Lunes, 22 de Octubre de 2007

Los resultados oficiales confirman el deseo de los polacos de una renovación política

EFE ·22/10/2007 - 13:15h

EFE - El líder de la Plataforma Cívica, Donald Tusk saluda a sus seguidores en la sede de su partido, en Varsovia (Polonia). EFE

Los resultados oficiales, que se espera se completen hoy, confirman que el pueblo polaco apuesta por la renovación política de su país de la mano del liberal Donald Tusk, tras los comicios legislativos de este domingo, en los que el actual primer ministro, Jaroslaw Kaczinski, resultó claramente derrotado.

Tusk, líder de Plataforma Ciudadana (PO) y futuro primer ministro, no logrará mayoría absoluta, pero contará con suficiente apoyo parlamentario para acabar con la era de los Kaczynski aunque uno de ellos, Lech, siga siendo presidente de la República.

Y esa era ha terminado porque de mantenerse la tendencia en el recuento de votos -falta por escrutar menos del 10 por ciento- el gobierno Tusk podrá formar alianzas parlamentarias y garantizarse el 75 por ciento del Semj (parlamento polaco), el mínimo necesario para neutralizar un posible veto presidencial a leyes aprobadas por mayoría simple.

El PO contará previsiblemente con el apoyo del Partido Campesino (PSL), con el que Tusk prevé trasladar a nivel nacional el modelo de coalición que ya llevan a cabo en varios municipios, y con la Alianza Izquierda Democrática (LID), la antípoda de los Kaczynski.

Eso deja sin margen de maniobra al hasta ahora gubernamental Ley y Justicia (PiS) de Jaroslaw Kaczynski, que ejercerá una oposición en solitario pues los conservadores y populistas de Autodefensa y de la Liga de las Familias Polacas no lograron superar la barrera del 5 por ciento de los votos que marca la ley para acceder al Semj.

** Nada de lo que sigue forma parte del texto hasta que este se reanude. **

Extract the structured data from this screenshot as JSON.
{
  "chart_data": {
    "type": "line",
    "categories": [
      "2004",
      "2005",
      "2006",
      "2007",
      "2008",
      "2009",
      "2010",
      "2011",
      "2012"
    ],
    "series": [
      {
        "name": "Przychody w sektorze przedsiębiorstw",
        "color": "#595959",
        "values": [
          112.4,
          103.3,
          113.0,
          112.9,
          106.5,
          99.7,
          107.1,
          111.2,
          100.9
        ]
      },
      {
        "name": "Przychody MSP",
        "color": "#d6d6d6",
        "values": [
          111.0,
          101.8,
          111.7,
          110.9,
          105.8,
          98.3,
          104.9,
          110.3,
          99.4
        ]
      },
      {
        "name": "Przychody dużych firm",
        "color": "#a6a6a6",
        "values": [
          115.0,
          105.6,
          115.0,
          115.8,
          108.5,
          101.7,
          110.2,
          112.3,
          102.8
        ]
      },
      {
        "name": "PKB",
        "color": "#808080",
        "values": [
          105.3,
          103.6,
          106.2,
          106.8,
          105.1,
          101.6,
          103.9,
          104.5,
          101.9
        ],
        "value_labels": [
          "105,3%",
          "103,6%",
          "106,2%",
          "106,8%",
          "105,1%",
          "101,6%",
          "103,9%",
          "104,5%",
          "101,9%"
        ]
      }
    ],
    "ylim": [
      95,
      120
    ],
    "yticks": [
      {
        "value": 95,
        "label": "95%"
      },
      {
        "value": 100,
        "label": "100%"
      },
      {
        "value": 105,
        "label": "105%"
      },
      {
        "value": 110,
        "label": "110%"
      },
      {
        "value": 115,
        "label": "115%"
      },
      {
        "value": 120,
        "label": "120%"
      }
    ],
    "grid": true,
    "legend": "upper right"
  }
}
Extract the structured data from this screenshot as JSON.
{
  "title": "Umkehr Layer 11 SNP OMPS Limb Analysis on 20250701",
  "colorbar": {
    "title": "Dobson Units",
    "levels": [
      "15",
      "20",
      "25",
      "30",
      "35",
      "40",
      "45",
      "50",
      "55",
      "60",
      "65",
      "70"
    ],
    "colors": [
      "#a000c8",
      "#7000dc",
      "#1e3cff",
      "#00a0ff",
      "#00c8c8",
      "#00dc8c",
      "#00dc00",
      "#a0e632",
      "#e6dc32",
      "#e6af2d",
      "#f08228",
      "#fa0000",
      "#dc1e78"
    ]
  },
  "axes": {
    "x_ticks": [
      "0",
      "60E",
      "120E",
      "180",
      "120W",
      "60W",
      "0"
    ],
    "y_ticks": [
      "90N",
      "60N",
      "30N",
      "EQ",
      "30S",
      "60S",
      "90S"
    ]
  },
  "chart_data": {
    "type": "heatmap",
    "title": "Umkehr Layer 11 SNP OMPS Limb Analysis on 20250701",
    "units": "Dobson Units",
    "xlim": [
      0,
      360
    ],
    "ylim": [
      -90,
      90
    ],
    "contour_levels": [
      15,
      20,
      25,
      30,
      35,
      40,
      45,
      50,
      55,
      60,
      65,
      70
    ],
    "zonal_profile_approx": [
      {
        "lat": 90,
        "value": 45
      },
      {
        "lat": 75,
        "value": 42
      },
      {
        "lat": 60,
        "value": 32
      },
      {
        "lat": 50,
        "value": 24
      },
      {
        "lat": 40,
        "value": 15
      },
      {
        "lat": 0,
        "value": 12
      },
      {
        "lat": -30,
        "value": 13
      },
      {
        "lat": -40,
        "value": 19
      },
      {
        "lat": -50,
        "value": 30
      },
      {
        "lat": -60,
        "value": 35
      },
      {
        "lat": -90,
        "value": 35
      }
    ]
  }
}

Algunos comentaristas polacos destacaron hoy que la desaparición de esos partidos de la escena política es el "único gran favor" que Kaczynski hizo a los polacos, pues fueron el detonante del derrumbe de su gobierno y la gota que colmó el vaso de los electores polacos.

Eliminada la posibilidad de bloqueo presidencial, o de revancha fraternal, Tusk tendrá las manos libres para llevar a cabo el programa electoral que le llevó a la victoria y que se resume en menos política moral y más paz social y modernidad para Polonia.

Las señales de cambio han comenzado y no sólo se detecta en la euforia callejera, sino en la confirmación de que el nuevo gobierno, por ejemplo, firmará previsiblemente la Carta de Derechos Humanos de la Unión Europea (UE), lo que significa más igualdad y tolerancia.

Eso es lo que reclamaban muchos polacos, especialmente las organizaciones de mujeres que luchan por el derecho a una salud sexual y reproductiva y los comités de homosexuales, bestias negras de los hermanos Kaczynski.

En política exterior, el triunfo de PO supondrá igualmente un cambio significativo de forma y de fondo, pues Tusk no sólo prometió mejorar la muy deteriorada imagen de Polonia y sus relaciones con la UE, Alemania y Rusia, sino también la retirada paulatina de tropas de Irak.

La retirada de Polonia, que cuenta en ese país con 900 soldados de elite, supondrá además una reestructuración de la operación militar en Irak, donde Polonia dirige una de las cuatro zonas de intervención fijadas por la OTAN.

Un gran interrogante todavía a despejar es el escudo antimisiles estadounidense que Kaczynski negociaba con Washington, pues Tusk no se posicionó con claridad al respecto, si bien en el PO hay un importante núcleo de poder contrario al proyecto.

Nuevos aires en suma para Polonia, que al ultracatólico "Nuestro periódico", rotativo del grupo mediático Radio María y único diario que lamenta abiertamente la derrota de Kaczinski, suponen entregar el poder "a los reincidentes de la izquierda".

Kaczynski, que contó durante la campaña electoral con el apoyo de ese grupo de medios de comunicación, opinó lo mismo, pues aunque tuvo el coraje de reconocer inmediatamente su derrota achacó la misma a la coalición formada en su contra "por la prensa y los asesinos de Jerry Popiekuszko", sacerdote muerto a manos de la policía comunista en los años ochenta por defender las libertades.